Ramesh Rao of McCombs School of Business looks at what extra steps entrepreneurs and policymakers can take to unlock the hidden engine of innovation
On January 13, 2000, while giving a speech before The Economic Club of New York, U.S. Federal Reserve Chair Alan Greenspan said: “(Maximizing) the benefits of innovations …will shape the economic configuration of the first part of the new century.”
While Greenspan envisioned the 21st century shaped by innovation, unlocking its full potential amidst rapid change and resource constraints remains a challenge. Traditional economic theory often paints a simplistic picture, crediting progress solely to the “invisible hand” of the market. Yet, this narrative stumbles upon the harsh realities of uninsurable risks, incomplete contracts, and transaction costs.
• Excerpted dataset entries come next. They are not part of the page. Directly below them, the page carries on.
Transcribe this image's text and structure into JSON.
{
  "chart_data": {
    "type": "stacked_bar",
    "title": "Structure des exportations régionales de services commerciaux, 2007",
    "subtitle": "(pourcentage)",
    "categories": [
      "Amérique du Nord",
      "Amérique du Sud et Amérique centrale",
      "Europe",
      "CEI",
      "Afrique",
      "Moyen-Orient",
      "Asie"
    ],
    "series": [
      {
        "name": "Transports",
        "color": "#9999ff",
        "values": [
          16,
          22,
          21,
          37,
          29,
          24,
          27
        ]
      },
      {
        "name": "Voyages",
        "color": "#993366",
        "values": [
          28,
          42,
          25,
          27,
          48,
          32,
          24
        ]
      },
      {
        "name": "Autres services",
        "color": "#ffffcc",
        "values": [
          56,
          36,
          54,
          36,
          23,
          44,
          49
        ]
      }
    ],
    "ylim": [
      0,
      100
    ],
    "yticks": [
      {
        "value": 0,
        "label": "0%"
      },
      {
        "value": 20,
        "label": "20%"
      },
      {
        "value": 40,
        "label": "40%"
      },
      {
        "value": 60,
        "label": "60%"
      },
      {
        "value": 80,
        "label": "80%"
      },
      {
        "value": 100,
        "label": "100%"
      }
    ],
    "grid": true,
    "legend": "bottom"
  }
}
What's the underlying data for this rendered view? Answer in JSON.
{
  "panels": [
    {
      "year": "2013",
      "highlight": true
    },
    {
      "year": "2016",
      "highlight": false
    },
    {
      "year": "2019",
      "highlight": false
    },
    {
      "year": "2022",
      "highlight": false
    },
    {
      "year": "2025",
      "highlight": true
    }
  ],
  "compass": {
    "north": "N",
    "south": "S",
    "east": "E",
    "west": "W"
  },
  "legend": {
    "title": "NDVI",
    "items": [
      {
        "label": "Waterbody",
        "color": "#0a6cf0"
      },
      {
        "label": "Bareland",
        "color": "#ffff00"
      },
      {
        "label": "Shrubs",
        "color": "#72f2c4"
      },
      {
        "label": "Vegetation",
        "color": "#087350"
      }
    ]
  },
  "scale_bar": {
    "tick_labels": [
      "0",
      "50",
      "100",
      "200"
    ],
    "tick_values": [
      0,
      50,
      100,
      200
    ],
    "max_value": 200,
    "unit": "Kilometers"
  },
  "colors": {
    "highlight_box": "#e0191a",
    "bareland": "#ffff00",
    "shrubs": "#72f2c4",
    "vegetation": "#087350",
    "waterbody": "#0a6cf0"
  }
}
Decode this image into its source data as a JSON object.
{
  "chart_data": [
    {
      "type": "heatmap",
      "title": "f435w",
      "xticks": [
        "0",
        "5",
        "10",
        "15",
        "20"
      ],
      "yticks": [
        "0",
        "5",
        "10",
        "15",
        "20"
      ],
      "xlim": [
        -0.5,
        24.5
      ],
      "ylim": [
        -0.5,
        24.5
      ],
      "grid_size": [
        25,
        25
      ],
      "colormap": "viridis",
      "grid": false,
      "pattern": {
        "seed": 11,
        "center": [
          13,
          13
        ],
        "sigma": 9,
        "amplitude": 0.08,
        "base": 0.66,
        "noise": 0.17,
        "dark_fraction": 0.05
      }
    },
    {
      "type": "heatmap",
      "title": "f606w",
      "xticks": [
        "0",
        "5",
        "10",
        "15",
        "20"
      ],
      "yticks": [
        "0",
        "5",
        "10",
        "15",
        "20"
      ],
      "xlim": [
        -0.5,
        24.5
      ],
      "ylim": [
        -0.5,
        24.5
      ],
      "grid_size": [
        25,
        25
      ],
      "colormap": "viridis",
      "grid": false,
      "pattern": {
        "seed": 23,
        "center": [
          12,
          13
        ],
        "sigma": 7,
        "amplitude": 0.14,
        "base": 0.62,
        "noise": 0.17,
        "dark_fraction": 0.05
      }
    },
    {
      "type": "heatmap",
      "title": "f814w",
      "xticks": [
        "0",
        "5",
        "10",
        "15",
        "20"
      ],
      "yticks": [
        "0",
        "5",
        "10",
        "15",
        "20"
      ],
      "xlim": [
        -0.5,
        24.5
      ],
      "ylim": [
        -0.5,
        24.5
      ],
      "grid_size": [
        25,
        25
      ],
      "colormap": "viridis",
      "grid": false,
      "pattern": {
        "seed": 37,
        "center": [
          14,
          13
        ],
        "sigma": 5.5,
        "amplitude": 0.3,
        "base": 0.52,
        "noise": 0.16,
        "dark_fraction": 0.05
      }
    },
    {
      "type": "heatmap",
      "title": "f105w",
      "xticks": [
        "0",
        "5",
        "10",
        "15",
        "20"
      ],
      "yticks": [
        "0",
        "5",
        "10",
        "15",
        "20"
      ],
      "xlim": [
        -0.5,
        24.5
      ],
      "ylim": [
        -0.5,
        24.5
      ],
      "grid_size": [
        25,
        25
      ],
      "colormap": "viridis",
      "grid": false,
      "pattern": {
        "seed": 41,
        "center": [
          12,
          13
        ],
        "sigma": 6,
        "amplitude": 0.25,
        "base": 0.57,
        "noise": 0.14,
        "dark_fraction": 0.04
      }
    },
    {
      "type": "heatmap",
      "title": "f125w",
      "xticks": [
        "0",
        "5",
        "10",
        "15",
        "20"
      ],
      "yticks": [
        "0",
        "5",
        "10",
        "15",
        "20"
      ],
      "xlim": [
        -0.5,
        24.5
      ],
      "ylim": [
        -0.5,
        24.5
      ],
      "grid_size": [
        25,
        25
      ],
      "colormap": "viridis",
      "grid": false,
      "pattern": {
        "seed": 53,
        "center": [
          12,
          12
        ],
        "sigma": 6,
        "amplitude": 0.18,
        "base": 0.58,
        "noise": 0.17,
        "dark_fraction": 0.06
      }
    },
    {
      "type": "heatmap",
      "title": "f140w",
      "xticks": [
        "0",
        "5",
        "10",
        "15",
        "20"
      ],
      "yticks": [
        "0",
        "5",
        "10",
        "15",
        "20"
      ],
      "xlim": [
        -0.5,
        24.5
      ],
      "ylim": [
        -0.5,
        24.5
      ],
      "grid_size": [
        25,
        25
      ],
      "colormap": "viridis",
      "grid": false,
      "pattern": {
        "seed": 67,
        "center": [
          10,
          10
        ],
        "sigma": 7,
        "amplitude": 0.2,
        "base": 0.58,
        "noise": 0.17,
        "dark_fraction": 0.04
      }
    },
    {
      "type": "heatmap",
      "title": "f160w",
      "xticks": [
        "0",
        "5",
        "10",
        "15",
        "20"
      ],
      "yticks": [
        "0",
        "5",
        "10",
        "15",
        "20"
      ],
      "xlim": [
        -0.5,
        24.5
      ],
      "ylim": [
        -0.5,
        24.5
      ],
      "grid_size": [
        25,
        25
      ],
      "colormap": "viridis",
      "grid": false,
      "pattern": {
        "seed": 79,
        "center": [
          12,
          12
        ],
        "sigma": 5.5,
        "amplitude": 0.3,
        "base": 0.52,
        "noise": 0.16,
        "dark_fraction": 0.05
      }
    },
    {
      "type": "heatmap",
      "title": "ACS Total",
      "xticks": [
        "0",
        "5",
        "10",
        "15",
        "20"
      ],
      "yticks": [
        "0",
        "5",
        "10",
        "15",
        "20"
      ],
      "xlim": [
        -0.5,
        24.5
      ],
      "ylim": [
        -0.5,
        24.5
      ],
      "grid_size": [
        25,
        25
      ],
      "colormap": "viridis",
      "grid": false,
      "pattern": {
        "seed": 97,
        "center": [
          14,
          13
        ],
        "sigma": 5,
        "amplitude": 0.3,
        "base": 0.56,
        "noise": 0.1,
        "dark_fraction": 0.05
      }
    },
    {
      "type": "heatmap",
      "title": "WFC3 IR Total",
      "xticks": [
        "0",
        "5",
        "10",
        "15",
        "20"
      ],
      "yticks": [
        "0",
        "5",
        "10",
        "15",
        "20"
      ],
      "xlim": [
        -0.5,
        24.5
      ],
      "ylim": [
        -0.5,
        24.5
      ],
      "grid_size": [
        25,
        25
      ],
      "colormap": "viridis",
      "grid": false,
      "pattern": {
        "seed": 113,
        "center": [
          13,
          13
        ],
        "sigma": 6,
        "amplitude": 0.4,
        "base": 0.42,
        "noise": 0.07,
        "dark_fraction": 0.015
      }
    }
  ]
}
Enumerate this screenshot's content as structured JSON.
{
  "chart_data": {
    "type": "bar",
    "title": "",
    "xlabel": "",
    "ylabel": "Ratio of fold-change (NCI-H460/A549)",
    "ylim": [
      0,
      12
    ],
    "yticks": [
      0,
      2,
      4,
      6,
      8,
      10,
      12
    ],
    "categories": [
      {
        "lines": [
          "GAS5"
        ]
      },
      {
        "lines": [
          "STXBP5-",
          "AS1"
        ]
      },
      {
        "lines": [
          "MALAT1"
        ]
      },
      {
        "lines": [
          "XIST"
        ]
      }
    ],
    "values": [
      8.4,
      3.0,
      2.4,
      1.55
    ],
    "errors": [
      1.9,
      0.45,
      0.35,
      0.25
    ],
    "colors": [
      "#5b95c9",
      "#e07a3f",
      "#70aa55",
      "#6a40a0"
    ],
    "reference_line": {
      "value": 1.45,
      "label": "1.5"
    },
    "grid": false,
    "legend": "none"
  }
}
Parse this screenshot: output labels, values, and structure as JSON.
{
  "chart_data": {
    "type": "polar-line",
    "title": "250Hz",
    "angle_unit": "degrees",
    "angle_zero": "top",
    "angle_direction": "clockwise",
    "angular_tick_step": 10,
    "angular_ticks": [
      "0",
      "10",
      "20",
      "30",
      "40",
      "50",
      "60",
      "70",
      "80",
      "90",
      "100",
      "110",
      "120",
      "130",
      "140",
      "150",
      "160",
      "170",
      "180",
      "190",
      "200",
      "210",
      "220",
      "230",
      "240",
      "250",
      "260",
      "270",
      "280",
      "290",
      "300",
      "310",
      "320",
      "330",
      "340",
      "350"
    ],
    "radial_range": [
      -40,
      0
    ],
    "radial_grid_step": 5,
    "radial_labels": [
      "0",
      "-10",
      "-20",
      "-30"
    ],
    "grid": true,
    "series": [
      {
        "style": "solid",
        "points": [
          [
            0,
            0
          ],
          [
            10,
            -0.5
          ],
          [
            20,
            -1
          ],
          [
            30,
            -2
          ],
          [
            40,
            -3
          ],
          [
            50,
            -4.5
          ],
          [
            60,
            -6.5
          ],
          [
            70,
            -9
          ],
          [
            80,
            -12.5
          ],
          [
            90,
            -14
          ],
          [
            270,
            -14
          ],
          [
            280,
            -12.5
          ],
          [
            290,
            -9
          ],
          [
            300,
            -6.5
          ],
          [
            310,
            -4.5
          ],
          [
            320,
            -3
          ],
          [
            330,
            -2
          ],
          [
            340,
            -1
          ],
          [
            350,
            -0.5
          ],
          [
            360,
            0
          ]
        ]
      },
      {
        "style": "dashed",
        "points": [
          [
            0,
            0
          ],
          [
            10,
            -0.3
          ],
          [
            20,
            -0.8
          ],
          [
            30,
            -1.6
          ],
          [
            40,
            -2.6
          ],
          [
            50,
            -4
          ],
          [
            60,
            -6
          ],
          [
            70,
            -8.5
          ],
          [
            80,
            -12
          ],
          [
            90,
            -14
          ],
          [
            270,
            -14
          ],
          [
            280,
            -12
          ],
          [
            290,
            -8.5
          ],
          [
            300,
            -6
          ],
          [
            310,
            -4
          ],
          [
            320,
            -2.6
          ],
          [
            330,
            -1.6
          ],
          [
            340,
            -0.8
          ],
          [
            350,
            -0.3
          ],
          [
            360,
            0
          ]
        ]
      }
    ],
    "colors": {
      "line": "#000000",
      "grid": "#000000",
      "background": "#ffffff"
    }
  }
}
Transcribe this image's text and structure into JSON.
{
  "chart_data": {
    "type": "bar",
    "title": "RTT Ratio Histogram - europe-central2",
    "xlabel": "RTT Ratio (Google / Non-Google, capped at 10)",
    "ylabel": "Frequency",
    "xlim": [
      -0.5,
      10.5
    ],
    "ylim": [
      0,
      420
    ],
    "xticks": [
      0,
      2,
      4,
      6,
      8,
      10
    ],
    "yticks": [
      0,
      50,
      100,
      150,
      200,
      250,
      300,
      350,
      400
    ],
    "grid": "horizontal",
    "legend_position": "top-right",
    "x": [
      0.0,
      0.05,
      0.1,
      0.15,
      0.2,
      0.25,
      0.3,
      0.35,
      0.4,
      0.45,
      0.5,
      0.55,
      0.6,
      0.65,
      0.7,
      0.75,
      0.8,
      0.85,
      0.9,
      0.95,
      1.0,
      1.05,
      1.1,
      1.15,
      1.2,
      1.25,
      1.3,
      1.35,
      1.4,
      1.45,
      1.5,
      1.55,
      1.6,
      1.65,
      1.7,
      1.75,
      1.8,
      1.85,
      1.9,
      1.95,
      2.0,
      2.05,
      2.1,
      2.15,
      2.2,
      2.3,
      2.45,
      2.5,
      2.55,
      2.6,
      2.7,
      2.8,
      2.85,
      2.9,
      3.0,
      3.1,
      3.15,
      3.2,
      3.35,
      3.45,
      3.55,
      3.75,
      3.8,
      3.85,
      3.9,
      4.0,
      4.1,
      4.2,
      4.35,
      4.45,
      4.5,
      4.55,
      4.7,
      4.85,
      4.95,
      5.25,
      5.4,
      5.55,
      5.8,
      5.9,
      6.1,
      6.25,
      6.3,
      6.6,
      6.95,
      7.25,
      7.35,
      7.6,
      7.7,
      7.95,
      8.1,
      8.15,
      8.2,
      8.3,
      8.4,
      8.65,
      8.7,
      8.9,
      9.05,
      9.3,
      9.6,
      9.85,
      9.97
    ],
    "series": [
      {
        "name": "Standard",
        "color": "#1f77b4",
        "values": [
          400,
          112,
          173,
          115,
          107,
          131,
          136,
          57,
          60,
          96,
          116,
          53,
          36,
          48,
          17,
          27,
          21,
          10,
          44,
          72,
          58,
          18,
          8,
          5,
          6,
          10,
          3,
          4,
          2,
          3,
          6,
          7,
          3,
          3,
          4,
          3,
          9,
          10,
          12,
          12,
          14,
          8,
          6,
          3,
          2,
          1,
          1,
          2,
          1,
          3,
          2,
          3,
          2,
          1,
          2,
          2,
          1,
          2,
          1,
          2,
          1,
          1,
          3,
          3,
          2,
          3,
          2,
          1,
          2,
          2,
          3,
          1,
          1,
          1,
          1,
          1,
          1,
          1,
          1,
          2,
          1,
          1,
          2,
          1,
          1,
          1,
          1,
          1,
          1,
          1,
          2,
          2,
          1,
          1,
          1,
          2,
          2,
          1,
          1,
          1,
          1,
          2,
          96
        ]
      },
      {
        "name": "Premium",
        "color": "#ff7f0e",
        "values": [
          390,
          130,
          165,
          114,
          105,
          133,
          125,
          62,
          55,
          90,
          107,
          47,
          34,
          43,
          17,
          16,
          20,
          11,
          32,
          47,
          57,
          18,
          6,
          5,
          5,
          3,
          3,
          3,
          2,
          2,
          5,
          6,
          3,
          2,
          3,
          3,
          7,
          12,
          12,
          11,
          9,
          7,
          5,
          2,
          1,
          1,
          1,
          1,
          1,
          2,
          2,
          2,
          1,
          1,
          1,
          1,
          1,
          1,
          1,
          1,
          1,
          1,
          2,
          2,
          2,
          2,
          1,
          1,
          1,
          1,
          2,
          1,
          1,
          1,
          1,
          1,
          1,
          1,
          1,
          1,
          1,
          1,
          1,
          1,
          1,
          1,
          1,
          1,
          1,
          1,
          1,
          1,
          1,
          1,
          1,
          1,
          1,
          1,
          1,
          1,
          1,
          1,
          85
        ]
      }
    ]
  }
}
Enter my new research, the “dual engines of innovation” framework, which challenges the market’s dominance and recognises the crucial interplay between markets and firms: both driving forces for economic growth and societal advancements through novel solutions.
Internalising risks
Imagine a passionate entrepreneur with a revolutionary bioplastic film made from recycled waste. Bringing this dream to life requires specialised equipment, intricate processes, and reliable suppliers. While relying solely on the open market seems logical, uninsurable risks create complexities. Suppliers face concerns about production risk (the innovation might fail), and identity risk (the entrepreneur might not pay). To compensate, they demand higher prices, eroding potential profits.
This is where establishing a company emerges as a powerful alternative. With adequate cash collateral, the entrepreneur can internalise these risks. Supplier risks are removed, therefore leading to lower input prices and a smoother path to success.
However, establishing a firm itself requires an upfront cash investment, reducing the total wealth the entrepreneur can initially create. So, the entrepreneur faces a trade-off:
- Market: Lower upfront cash requirement but potentially higher input costs due to uninsurable risks.
- Firm: Higher upfront cash requirement for internalising risks but lower input costs.
The nature of innovation
The “right way” is based on the innovation’s characteristics. Innovations with high production risks and low entrepreneur trustworthiness can fail with market transactions. These failing innovations can become economically viable if production is done through a firm. This is because a firm can provide property rights protections that remove uninsurable risks. In so doing, firms can procure necessary production inputs at “institutional prices” that are lower than market prices.
This framework challenges the market-centric view and underscores the vital role of strong property rights in fostering innovation and economic growth. As Hernando DeSoto argues in his work, The Mystery of Capital, secure property rights are not just about markets; they are the foundation of capitalism itself. Robust property rights empower entrepreneurs and pave the way for firm creation and financial markets.
The role of policymakers
Policymakers can play a crucial role in fostering this “dual engine” approach by firstly, strengthening property rights infrastructure. Secure property rights are essential for securing investments and efforts to improve patent protections and measures to mitigate piracy of intellectual property can go a long way.
Secondly, by facilitating the creation of a firm. Streamlining business registration processes and reducing regulatory burdens encourage more individuals to formalise their ventures and unlock the benefits of firm formation. Finally, policymakers can promote financial inclusion. Expanding access to credit and financial services, especially for small and medium-sized ventures, provides the additional capital needed for firms to grow and contribute to economic development.
By recognising and nurturing both engines of innovation – markets and firms – we can unlock a wealth of possibilities for a brighter future. This “dual engines” framework empowers not just individual entrepreneurs but also fosters vibrant economies through a diverse innovation landscape.
Transnational agencies like the World Bank can play a crucial role by providing cash infusions to resource-constrained economies, paving the way for robust property rights protections and flourishing markets. Simultaneously, supportive policies from governments can streamline the creation of firms and expand access to financial services for entrepreneurs. Ultimately, this two-pronged approach unlocks the full potential for quality-driven innovation that not only propels developing economies towards prosperity but also contributes to inclusive prosperity, ensuring that everyone benefits from the fruits of innovation.
About the author
Professor Ramesh Rao is the McDermott Centennial Professor of Banking and Finance at McCombs School of Business in Texas. His research interests include asset pricing, informational asymmetry, and the interface between finance and both marketing and operations management.